When one looks, for instance, at Cameron's plans to prevent problems arising in the future, we find him telling us that Britain, as part of the Conservative plan "to reform the EU", will now work with others "to return the concept of free movement to a more sensible basis".

But, in substantive terms, that only means pre-empting the next round of enlargement and putting in place new arrangements "that will slow full access to each other’s labour markets until we can be sure the next new entrants (which may include Turkey) will not cause vast migrations".

Here, the only idea on offer is to require a new accession country – but not the existing Member States - to reach a certain income or economic output per head before full free movement was allowed. Then, and one assumes this is linked - it is not entirely clear - individual member states could be freed to impose a cap if their inflow from the EU reached a certain number in a single year.

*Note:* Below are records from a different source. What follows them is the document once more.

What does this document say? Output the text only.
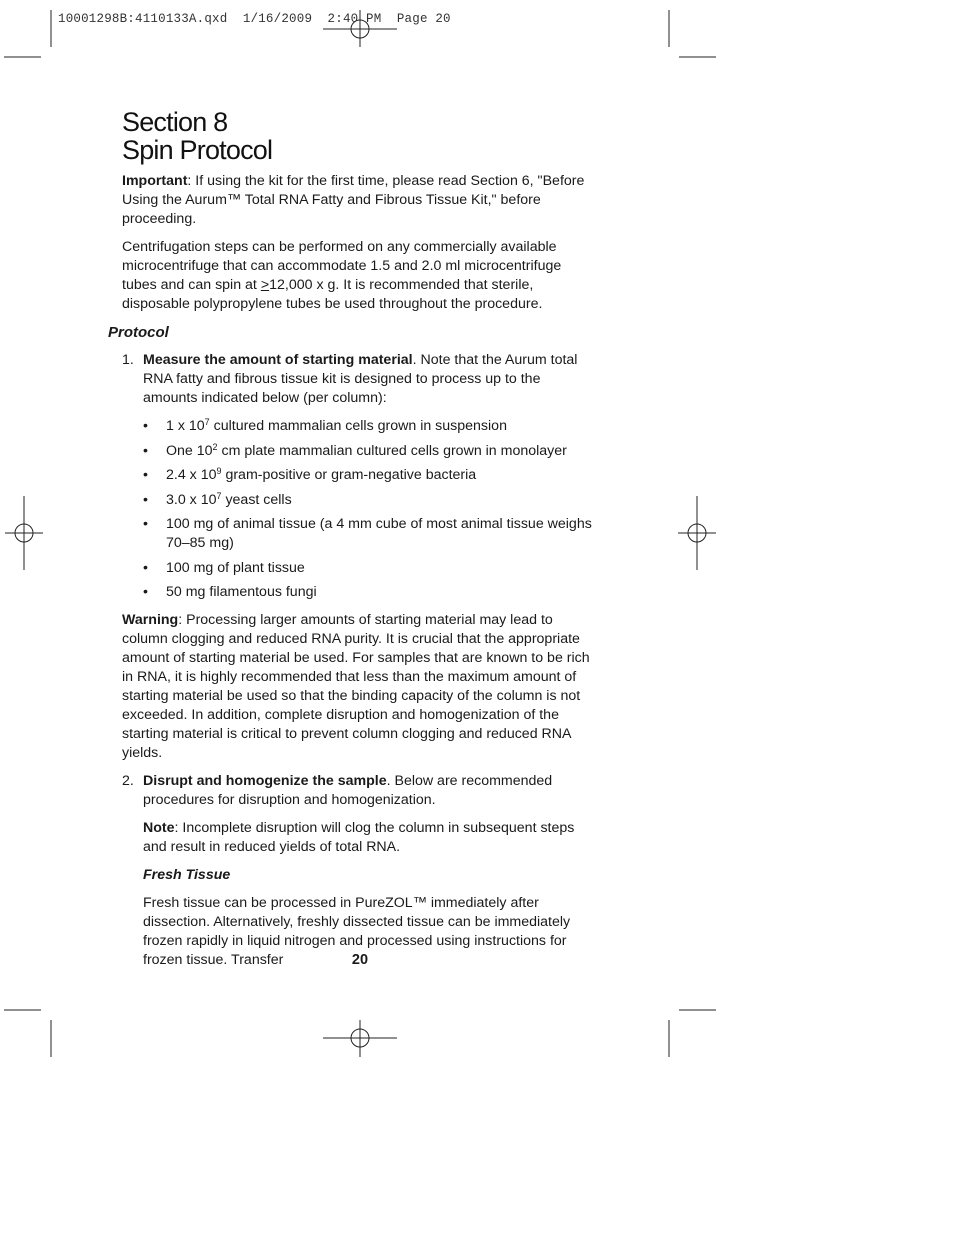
10001298B:4110133A.qxd  1/16/2009  2:40 PM  Page 20
Section 8
Spin Protocol

Important: If using the kit for the first time, please read Section 6, "Before Using the Aurum™ Total RNA Fatty and Fibrous Tissue Kit," before proceeding.

Centrifugation steps can be performed on any commercially available microcentrifuge that can accommodate 1.5 and 2.0 ml microcentrifuge tubes and can spin at ≥12,000 x g. It is recommended that sterile, disposable polypropylene tubes be used throughout the procedure.

Protocol
1. Measure the amount of starting material. Note that the Aurum total RNA fatty and fibrous tissue kit is designed to process up to the amounts indicated below (per column):

• 1 x $10^7$ cultured mammalian cells grown in suspension
• One $10^2$ cm plate mammalian cultured cells grown in monolayer
• 2.4 x $10^9$ gram-positive or gram-negative bacteria
• 3.0 x $10^7$ yeast cells
• 100 mg of animal tissue (a 4 mm cube of most animal tissue weighs 70–85 mg)
• 100 mg of plant tissue
• 50 mg filamentous fungi

Warning: Processing larger amounts of starting material may lead to column clogging and reduced RNA purity. It is crucial that the appropriate amount of starting material be used. For samples that are known to be rich in RNA, it is highly recommended that less than the maximum amount of starting material be used so that the binding capacity of the column is not exceeded. In addition, complete disruption and homogenization of the starting material is critical to prevent column clogging and reduced RNA yields.

2. Disrupt and homogenize the sample. Below are recommended procedures for disruption and homogenization.

Note: Incomplete disruption will clog the column in subsequent steps and result in reduced yields of total RNA.

Fresh Tissue

Fresh tissue can be processed in PureZOL™ immediately after dissection. Alternatively, freshly dissected tissue can be immediately frozen rapidly in liquid nitrogen and processed using instructions for frozen tissue. Transfer	20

If entirely confined to new accession states, that could be done via an accession treaty, so Mr Cameron is not even going for a treaty change, and is not proposing any modifications to the right of freedom of movement. When he tells us that he looks forward to working with other countries who also want reform – and to putting the choice about our future in Europe in a referendum – freedom of movement won't be among those "reforms".

Predictably, the lack of content gives Nigel Farage a free run at the issue, only to have him fall before the finishing post when he asserts that, "only UKIP's stance of leaving the EU, restoring full border controls and choosing who enters the UK before they get here is the sensible way forward".

Never mind the fact that two-thirds of our immigration comes from outside the EU and that non-EU family migration, mandated by Council of Europe convention, amounts to 17 percent of all non-EU immigration.

It may appear to be clever politics to offer a "snake oil" cure, and with Mr Cameron offering such a limp hand, Farage may get away with it for a while. But he does it by completely misrepresenting the nature of the problem and then by offering false solutions that will not address complex and long-standing problems.

Thus, with neither "leader" playing serious politics, the public are being badly served. We are not so such the "nasty country" of Europe, so much as the stupid country, to judge from the way our politicians and media treat us. Collectively, we are being taken for fools.

As Autonomous Mind remarks, we need to rally around this issue, own it, hammer home the reality continuously to expose and deconstruct the lies of the CBI, Open Europe and the other proxies for the EUphile side, and make "Who should run Britain" the defining issue of the campaign.

Only then, with an idea of where the tendrils of power reach, will we be any nearer defining a solution that is, at the moment, nowhere near definition. Currently between Cameron and Farage, our choice, such as it is, is one of mind games or snake oil. They are no use to man nor beast.